Senator
- In office 14 December 1961 – 23 June 1965
- Constituency: Nominated by the Taoiseach

Personal details
- Born: 26 May 1916 County Leitrim, Ireland
- Died: 21 January 1988 (aged 71) County Leitrim, Ireland
- Party: Fianna Fáil
- Children: Paschal Mooney

= Joe Mooney (politician) =

Irish politician (1916–1988)

Joseph Mary Plunkett Mooney (26 May 1916 – 21 January 1988) was an Irish Fianna Fáil politician who served as a Senator for four years.

==Early life and family==
He was born on 26 May 1916 in County Leitrim, and was named after Joseph Plunkett, one of the leaders of the 1916 Easter Rising. His father Andrew Mooney (born Kilteevan, County Roscommon) married Josephine Gaffney of Drumshanbo in New York in 1908, and relocated to Drumshanbo, County Leitrim where he ran the family business of bar, grocery and drapery shop. Elected as a Sinn Féin councillor in 1919, Andrew Mooney was interned in Ballykinlar Camp, County Down by the British forces during the Irish War of Independence. Following his release in late 1921 he took the pro-Treaty side joining Cumann na nGaedheal, but left that party over a Dáil nomination dispute in 1929. He remained an independent councillor until his death in 1943.

==Politics==
Joe Mooney was nominated to his father's seat in 1943 and served until his death in 1988. He was an independent member of Leitrim County Council until 1961 when he joined Fianna Fáil and stood unsuccessfully as a Dáil candidate in the 1961 general election for the Sligo–Leitrim constituency. In December 1961, the Taoiseach Seán Lemass nominated Mooney to Seanad Éireann.

Mooney served as a senator until 1965 when Lemass called a snap general election. Although Mooney was considered a shoo-in for the Fianna Fáil nomination, he was not selected as a candidate. At the 1969 general election, Mooney was once again called upon to be the candidate for Fianna Fáil in the Sligo–Leitrim constituency, following further boundary changes which meant that a Leitrim-based candidate like Mooney had little chance of being elected. Mooney was also a candidate at the 1973 general election but again he was not elected.

==Other activities==
He was a founding member of Comhaltas Ceoltóirí Éireann (CCE), serving as Chairman of the Connacht Council of CCE for ten years. He was also a founding member of the national cultural festival known as An Tóstal started in 1953 to extend the tourist season by encouraging towns and villages across Ireland to present a week-long series of events reflective of their area. Drumshanbo is now the only town in Ireland where the An Tóstal festival continues to this day each June bank holiday weekend.

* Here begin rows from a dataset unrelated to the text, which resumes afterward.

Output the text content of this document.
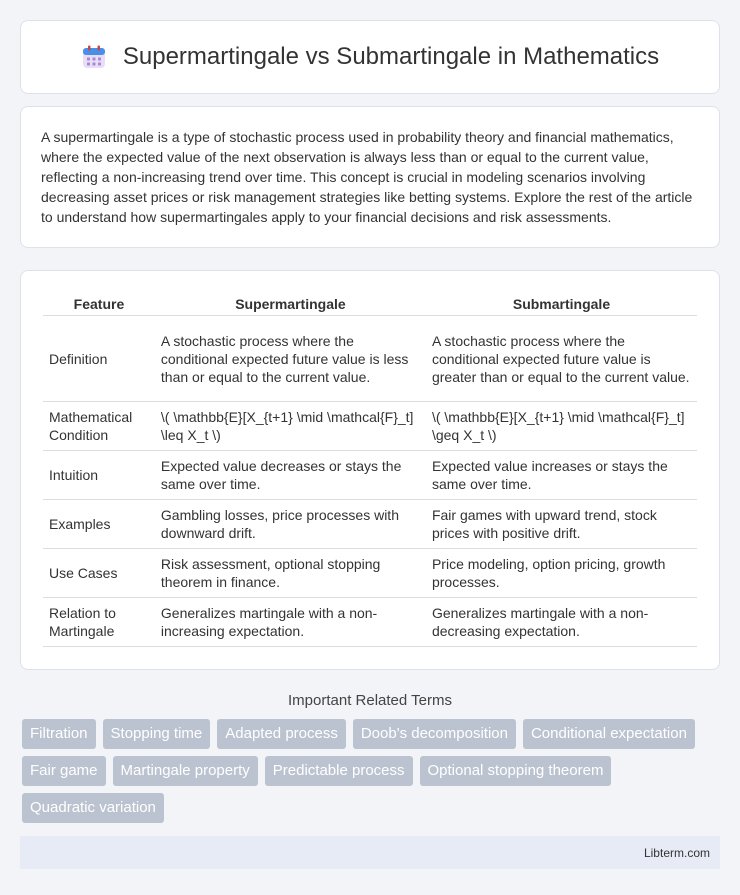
Supermartingale vs Submartingale in Mathematics

A supermartingale is a type of stochastic process used in probability theory and financial mathematics, where the expected value of the next observation is always less than or equal to the current value, reflecting a non-increasing trend over time. This concept is crucial in modeling scenarios involving decreasing asset prices or risk management strategies like betting systems. Explore the rest of the article to understand how supermartingales apply to your financial decisions and risk assessments.

Feature	Supermartingale	Submartingale
Definition	A stochastic process where the conditional expected future value is less than or equal to the current value.	A stochastic process where the conditional expected future value is greater than or equal to the current value.
Mathematical Condition	\( \mathbb{E}[X_{t+1} \mid \mathcal{F}_t] \leq X_t \)	\( \mathbb{E}[X_{t+1} \mid \mathcal{F}_t] \geq X_t \)
Intuition	Expected value decreases or stays the same over time.	Expected value increases or stays the same over time.
Examples	Gambling losses, price processes with downward drift.	Fair games with upward trend, stock prices with positive drift.
Use Cases	Risk assessment, optional stopping theorem in finance.	Price modeling, option pricing, growth processes.
Relation to Martingale	Generalizes martingale with a non-increasing expectation.	Generalizes martingale with a non-decreasing expectation.
Important Related Terms
Filtration	Stopping time	Adapted process	Doob's decomposition	Conditional expectation
Fair game	Martingale property	Predictable process	Optional stopping theorem
Quadratic variation
Libterm.com
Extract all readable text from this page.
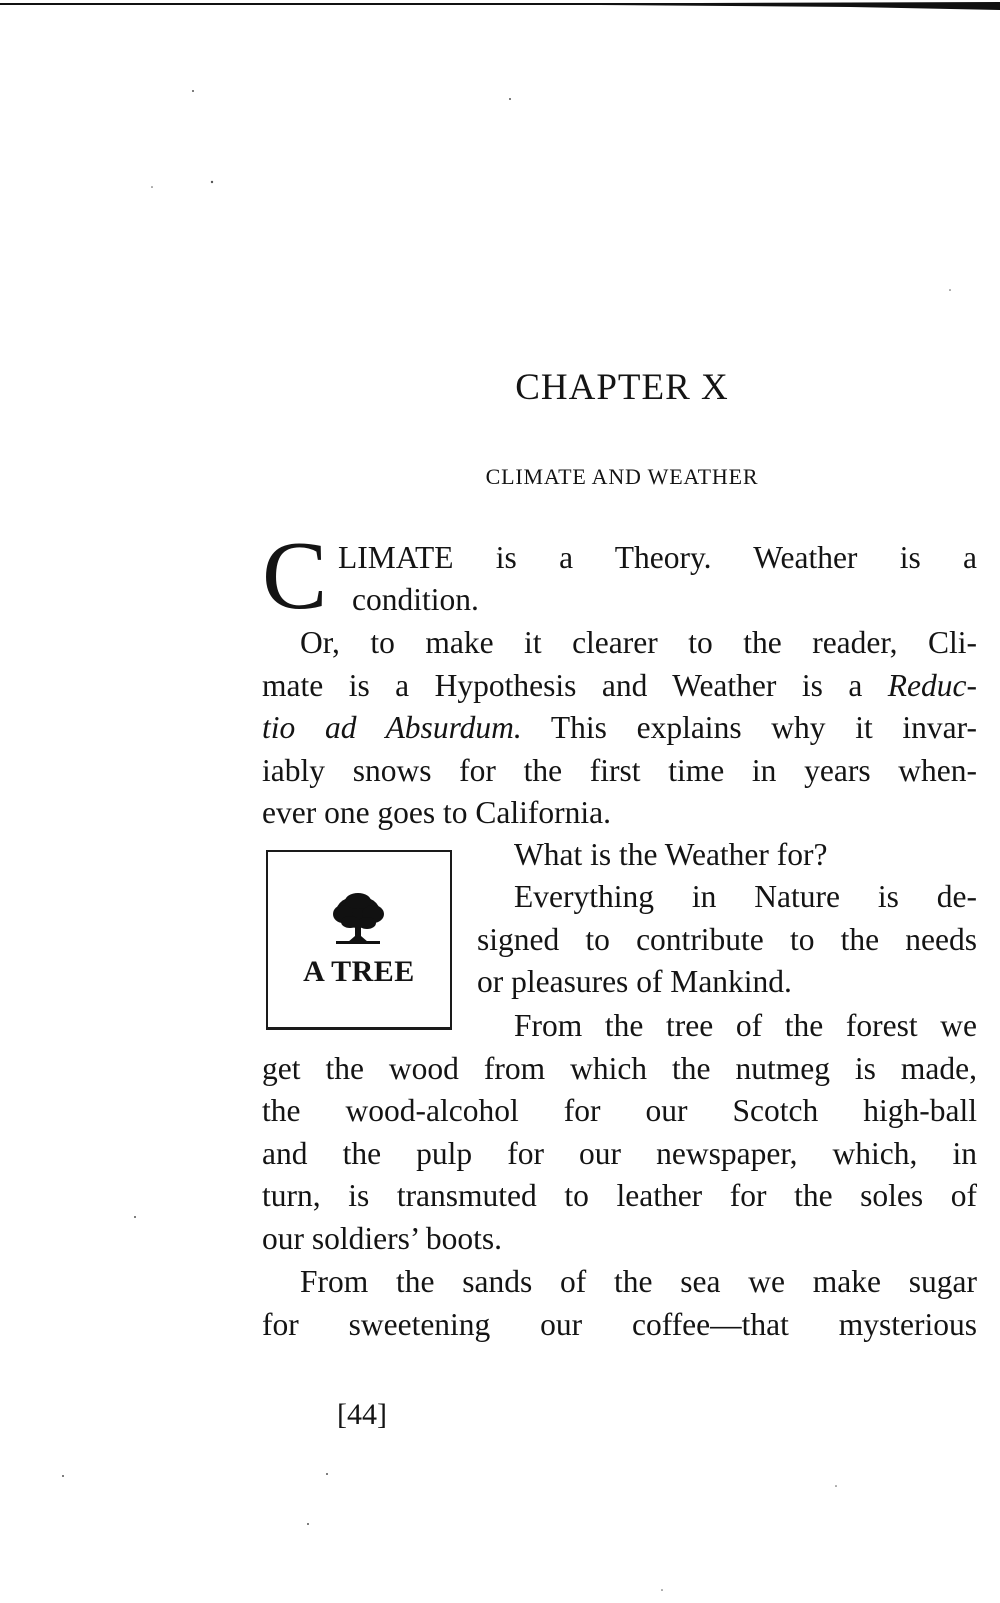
CHAPTER X
CLIMATE AND WEATHER
C LIMATE is a Theory. Weather is a
condition.
Or, to make it clearer to the reader, Cli-
mate is a Hypothesis and Weather is a Reduc-
tio ad Absurdum. This explains why it invar-
iably snows for the first time in years when-
ever one goes to California.
A TREE
What is the Weather for?
Everything in Nature is de-
signed to contribute to the needs
or pleasures of Mankind.
From the tree of the forest we
get the wood from which the nutmeg is made,
the wood-alcohol for our Scotch high-ball
and the pulp for our newspaper, which, in
turn, is transmuted to leather for the soles of
our soldiers’ boots.
From the sands of the sea we make sugar
for sweetening our coffee—that mysterious
[44]
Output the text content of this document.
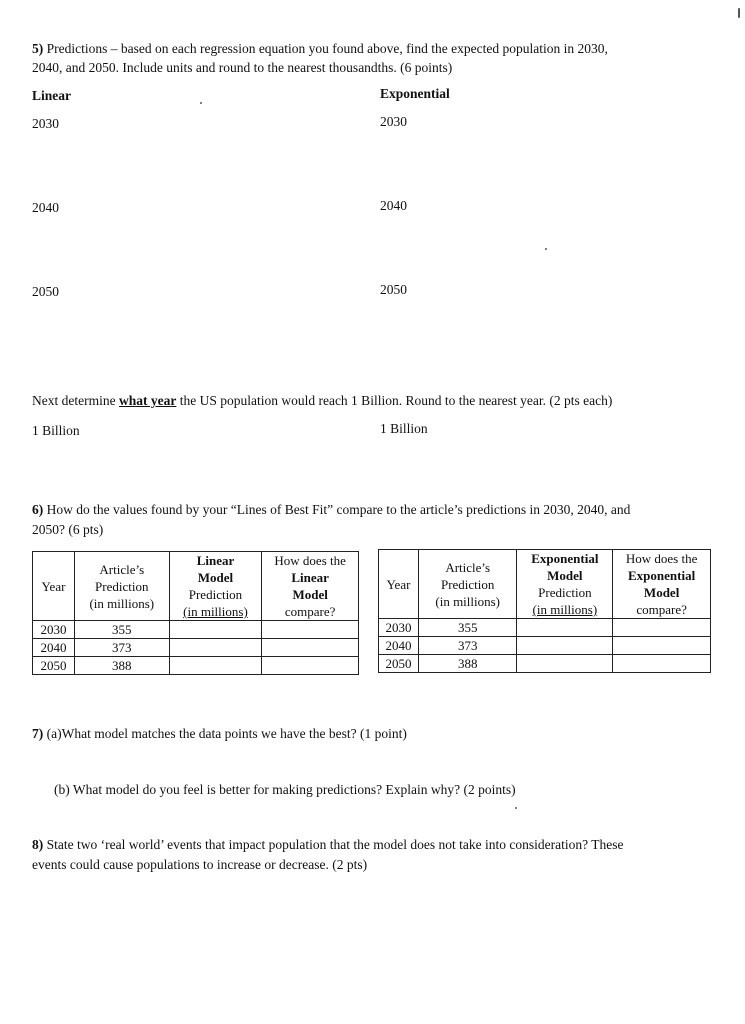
5) Predictions – based on each regression equation you found above, find the expected population in 2030,
2040, and 2050. Include units and round to the nearest thousandths. (6 points)
Linear	Exponential
2030	2030
2040	2040
2050	2050
Next determine what year the US population would reach 1 Billion. Round to the nearest year. (2 pts each)
1 Billion	1 Billion
6) How do the values found by your “Lines of Best Fit” compare to the article’s predictions in 2030, 2040, and
2050? (6 pts)
Year	Article’s
Prediction
(in millions)	Linear
Model
Prediction
(in millions)	How does the
Linear
Model
compare?

2030	355		
2040	373		
2050	388		
Year	Article’s
Prediction
(in millions)	Exponential
Model
Prediction
(in millions)	How does the
Exponential
Model
compare?

2030	355		
2040	373		
2050	388		
7) (a)What model matches the data points we have the best? (1 point)
(b) What model do you feel is better for making predictions? Explain why? (2 points)
8) State two ‘real world’ events that impact population that the model does not take into consideration? These
events could cause populations to increase or decrease. (2 pts)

Following his death, a local committee decided to commence a Summer School in Mooney's memory and today the Annual Joe Mooney Summer School attracts many people from all over the world.

The Drumshanbo Vocational School also stands as a memorial to Joe Mooney who persuaded the government during his time as a Senator to build a second-level school in the town. It is now the largest vocational school in the county.

His son Paschal Mooney also served as a senator.